Kitano lleva a Japón y a los años de la canción Shimauta, a las presentaciones en los multitudinarios festivales de la canción en ese país como el Kohaku Utagasen y a un éxito multitudinario, maravillas de la sociedad global. "Ha sido todo fruto de una hermosa casualidad y de un tremendo emperramiento con hacer lo que quiero, que es lo que me gusta ver en los que hacen. Hambre de gol".
Soloist es un acercamiento mayor a la visión que Casero tiene de la comunicación y -aún más allá- de la vida. "Es mi visión de lo que debe ser el mundo. Perderle el miedo al caos, que en realidad son un montón de energías entrelazadas. En medio de ese temor, la gente disfruta. Es como cuando tirás a un bebé al aire y (suelta una carcajada histérica) se ríe. Está en el aire y está inseguro, por eso cuando cae se ríe".
-¿Cómo se puede hacer para comunicarle, por ejemplo a los más jóvenes, una visión positiva de algo que algunos suelen asociar de forma lineal con el "bardo"?
-Ahí está. Pero es que si vos estás todo el tiempo (ahora imitando al cantante de Callejeros) `llamando a la locura y la muerte, llamando a la locura y la muerte`... la locura y la muerte vienen y se ponen ahí. La lectura que está instalada dentro del sentido común allá no es esta visión del caos, ese es el problema. Está instalado el bardo. Todas estas boludeces que yo te estoy diciendo van a tener sentido en el show, te lo prometo.

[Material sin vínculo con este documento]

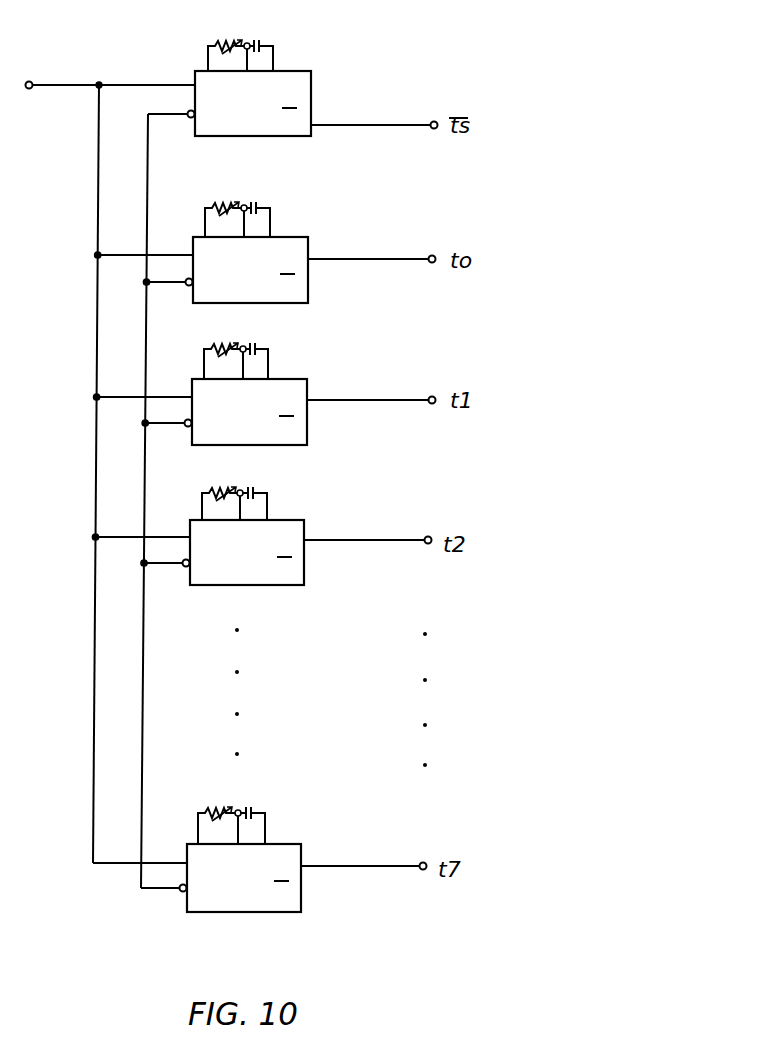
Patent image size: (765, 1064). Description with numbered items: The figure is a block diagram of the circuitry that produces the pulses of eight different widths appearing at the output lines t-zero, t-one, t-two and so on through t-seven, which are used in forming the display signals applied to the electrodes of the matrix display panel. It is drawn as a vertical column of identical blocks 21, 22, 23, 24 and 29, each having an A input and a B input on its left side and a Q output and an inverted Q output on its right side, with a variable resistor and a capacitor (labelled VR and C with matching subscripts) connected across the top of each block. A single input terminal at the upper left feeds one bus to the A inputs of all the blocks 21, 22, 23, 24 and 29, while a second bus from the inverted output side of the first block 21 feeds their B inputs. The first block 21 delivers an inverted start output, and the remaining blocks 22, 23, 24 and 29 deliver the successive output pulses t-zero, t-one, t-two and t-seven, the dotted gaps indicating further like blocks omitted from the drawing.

The monostable multivibrator (start timing) 21 is at (258, 113).
The monostable multivibrator (t0) 22 is at (256, 279).
The monostable multivibrator (t1) 23 is at (255, 421).
The monostable multivibrator (t2) 24 is at (253, 562).
The monostable multivibrator (t7) 29 is at (250, 886).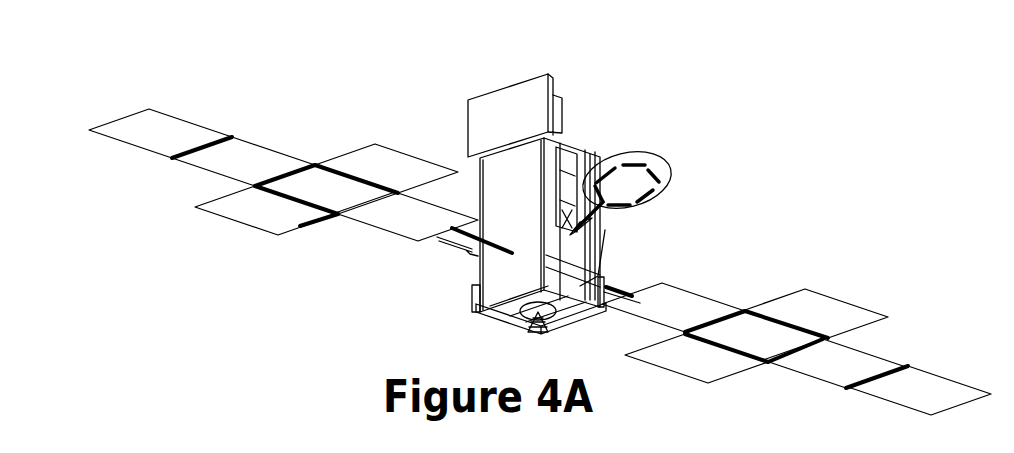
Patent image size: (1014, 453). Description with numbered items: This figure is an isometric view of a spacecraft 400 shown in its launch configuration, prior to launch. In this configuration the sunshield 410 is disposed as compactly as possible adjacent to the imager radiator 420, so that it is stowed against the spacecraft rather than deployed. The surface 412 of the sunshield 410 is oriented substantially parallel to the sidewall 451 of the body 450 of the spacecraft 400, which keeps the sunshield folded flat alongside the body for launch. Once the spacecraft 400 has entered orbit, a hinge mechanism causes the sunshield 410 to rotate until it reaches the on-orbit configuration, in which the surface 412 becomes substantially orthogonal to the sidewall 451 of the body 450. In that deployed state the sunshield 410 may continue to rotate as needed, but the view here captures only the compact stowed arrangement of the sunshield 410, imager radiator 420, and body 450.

The spacecraft 400 is at (707, 105).
The sunshield 410 is at (468, 100).
The surface of the sunshield 412 is at (500, 127).
The imager radiator 420 is at (563, 132).
The body 450 is at (600, 250).
The sidewall 451 is at (496, 277).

Yo voy a tratar de no decir ninguna palabra vacía.
Un show que viaja por la risa, el monólogo, Grecia y quizá Japón
"Es muy difícil conseguir músicos que toquen en una banda griega porque si saben se quedan en Grecia, si Grecia está bárbaro". Yo quiero armar un tema que se llama S´agapó, que quiero aprender para tocar en Grecia, allá. Porque me cansé un poco de la música, porque el jazz me suelta todo lo mismo, tenga la variación que tenga cada músico... Y un músico tiene que ser itinerante, aunque yo no sea músico. Yo canto de todo, tiene que ver con mi varieté. Yo canto canciones del medieval, romances... no es que los cante siempre. No quiero llenar la cabeza de la gente de canciones, porque cuando yo voy a ver un show no me banco más de 4 canciones por concierto. No entiendo a la gente que va a ver conciertos de 16 canciones. Pero si veo que la energía viene por ese lado tengo todo preparado para hacerlo. El "yeite" de esta cuestión es agarrarte desprevenido. La diferencia es que la gente ve un recital y se queda callada, yo tengo que cantar y además hacerte reír".
Dice que no canta Shimauta aunque en Uruguay se la piden. "Bah, capaz que la canto", repiensa. "Es un tema hermoso para el que yo fui sólo un medio, pero no quiero que sea una (en alusión a la canción de Diego Torres) Color esperanza, un hit de cabecera. Tampoco creo que lo sea, pero no suelo cantarla".